Glock, P., Ramm, B., Heermann, T., Kretschmer, S., Schweizer, J., Mücksch, J., et al. (2019). Stationary Patterns in a Two-Protein Reaction-Diffusion System. ACS Synthetic Biology, 8(1), 148-157. doi:10.1021/acssynbio.8b00415.


Cite as: https://hdl.handle.net/21.11116/0000-0003-4273-1
Abstract
Patterns formed by reaction-diffusion mechanisms are crucial for the development or sustenance of most organisms in nature. Patterns include dynamic waves, but are more often found as static distributions, such as animal skin patterns. Yet, a simplistic biological model system to reproduce and quantitatively investigate static reaction-diffusion patterns has been missing so far.

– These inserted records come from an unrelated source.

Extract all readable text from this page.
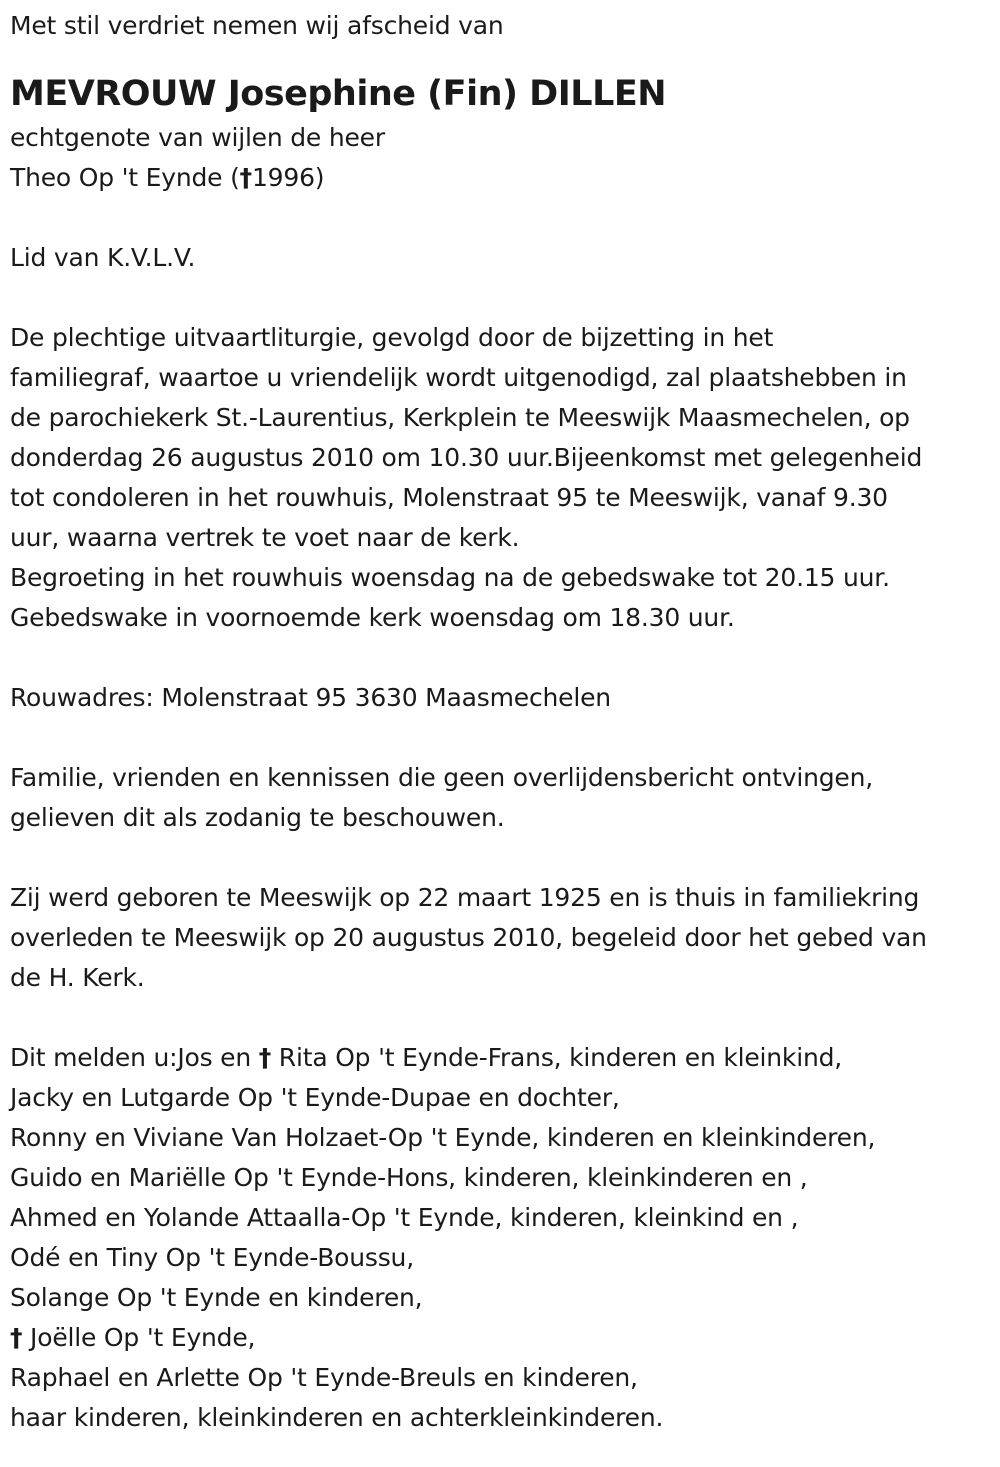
Met stil verdriet nemen wij afscheid van
MEVROUW Josephine (Fin) DILLEN
echtgenote van wijlen de heer
Theo Op 't Eynde (†1996)
Lid van K.V.L.V.
De plechtige uitvaartliturgie, gevolgd door de bijzetting in het
familiegraf, waartoe u vriendelijk wordt uitgenodigd, zal plaatshebben in
de parochiekerk St.-Laurentius, Kerkplein te Meeswijk Maasmechelen, op
donderdag 26 augustus 2010 om 10.30 uur.Bijeenkomst met gelegenheid
tot condoleren in het rouwhuis, Molenstraat 95 te Meeswijk, vanaf 9.30
uur, waarna vertrek te voet naar de kerk.
Begroeting in het rouwhuis woensdag na de gebedswake tot 20.15 uur.
Gebedswake in voornoemde kerk woensdag om 18.30 uur.
Rouwadres: Molenstraat 95 3630 Maasmechelen
Familie, vrienden en kennissen die geen overlijdensbericht ontvingen,
gelieven dit als zodanig te beschouwen.
Zij werd geboren te Meeswijk op 22 maart 1925 en is thuis in familiekring
overleden te Meeswijk op 20 augustus 2010, begeleid door het gebed van
de H. Kerk.
Dit melden u:Jos en † Rita Op 't Eynde-Frans, kinderen en kleinkind,
Jacky en Lutgarde Op 't Eynde-Dupae en dochter,
Ronny en Viviane Van Holzaet-Op 't Eynde, kinderen en kleinkinderen,
Guido en Mariëlle Op 't Eynde-Hons, kinderen, kleinkinderen en ,
Ahmed en Yolande Attaalla-Op 't Eynde, kinderen, kleinkind en ,
Odé en Tiny Op 't Eynde-Boussu,
Solange Op 't Eynde en kinderen,
† Joëlle Op 't Eynde,
Raphael en Arlette Op 't Eynde-Breuls en kinderen,
haar kinderen, kleinkinderen en achterkleinkinderen.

Here, we demonstrate that the Escherichia coli MM system, known for its oscillatory behavior between the cell poles, is under certain conditions capable of transitioning to quasi-stationary protein distributions on membranes closely resembling Turing patterns. We systematically titrated both proteins, MinD and MinE, and found that removing all purification tags and linkers from the N-terminus of MinE was critical for static patterns to occur. At small bulk heights, dynamic patterns dominate, such as in rod-shaped microcompartments. We see implications of this work for studying pattern formation in general, but also for creating artificial gradients as downstream cues in synthetic biology applications.